Social Cons vs. National Review
A coalition of social conservatives thinks that the eggheads over at right-wing mothership National Review are shilling for Mitt Romney–and that it just ain't right:
Twenty-two conservative activist leaders will publicly release a letter this week challenging the conservative magazine National Review's "puff work" for presidential candidate Mitt Romney and implying that the magazine is quietly abandoning the social conservative grassroots and constitutionalism. The editors refuse even to acknowledge receipt of the letter, which cites information about which they've misled their readers, most strikingly:
- Romney's stance and record after his "awakening" are not pro-life.
- The Massachusetts Constitution says the people are bound only by laws ratified by the legislature; and only the legislature can suspend or alter laws.

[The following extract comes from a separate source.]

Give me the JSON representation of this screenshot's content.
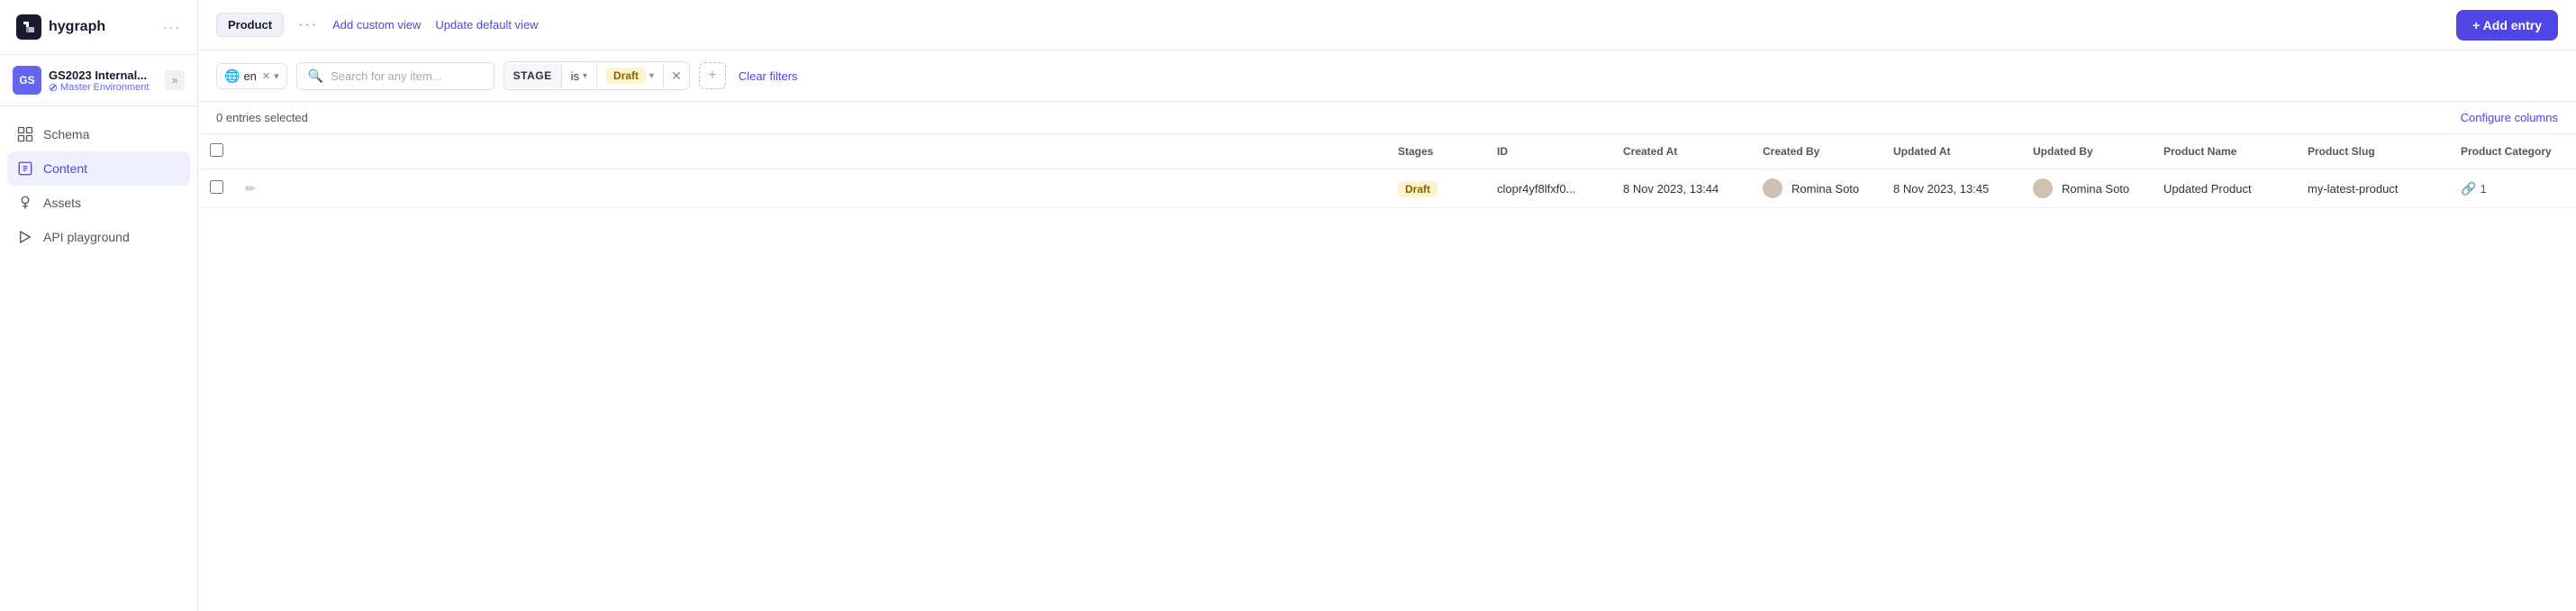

Blaming judges who admit they cannot create laws and have no authority over the legislature or governor, Romney unconstitutionally ordered officials to act as if judges legalized homosexual "marriage."
However, I'd say it blunts the sense of their wrath at NR just a leeeetle bit that the very first thing the press release quotes to buttress the point that true-blue (true-red?) righties should deny Mitt three times and more is an article from NR's own website, the supposed Romney ass-kissers:
John Haskins of the Parents' Rights Coalition notes NR's glaring refusal to face the implications of a devastating article (May, 2004, National Review) by a leading legal scholar, illuminating why fawning, pro-establishment attorneys such as Jay Sekulow, radio lawyer Hugh Hewitt, and (an NR pro-Romney blogger) David French have facilitated Romney's unconstitutional actions:
"The deeper failure must go to the man who stood as governor, holding the levers of the executive. And if it is countdown for marriage…it is countdown also for Mitt Romney, whose political demise may be measured along the scale of moves he could have taken and the record of his receding, step by step… [I]t became clear that even conservative lawyers had come to incorporate, and accept, the premises that gave to the courts a position of supremacy in our constitutional schemes."
The Missing Governor (National Review Online May 17, 2004)
— Hadley Arkes, Professor of Jurisprudence, Amherst College
I fully support all conservatives rising up in righteous indignation about the flaws of all the GOP front-runners. Keep it up!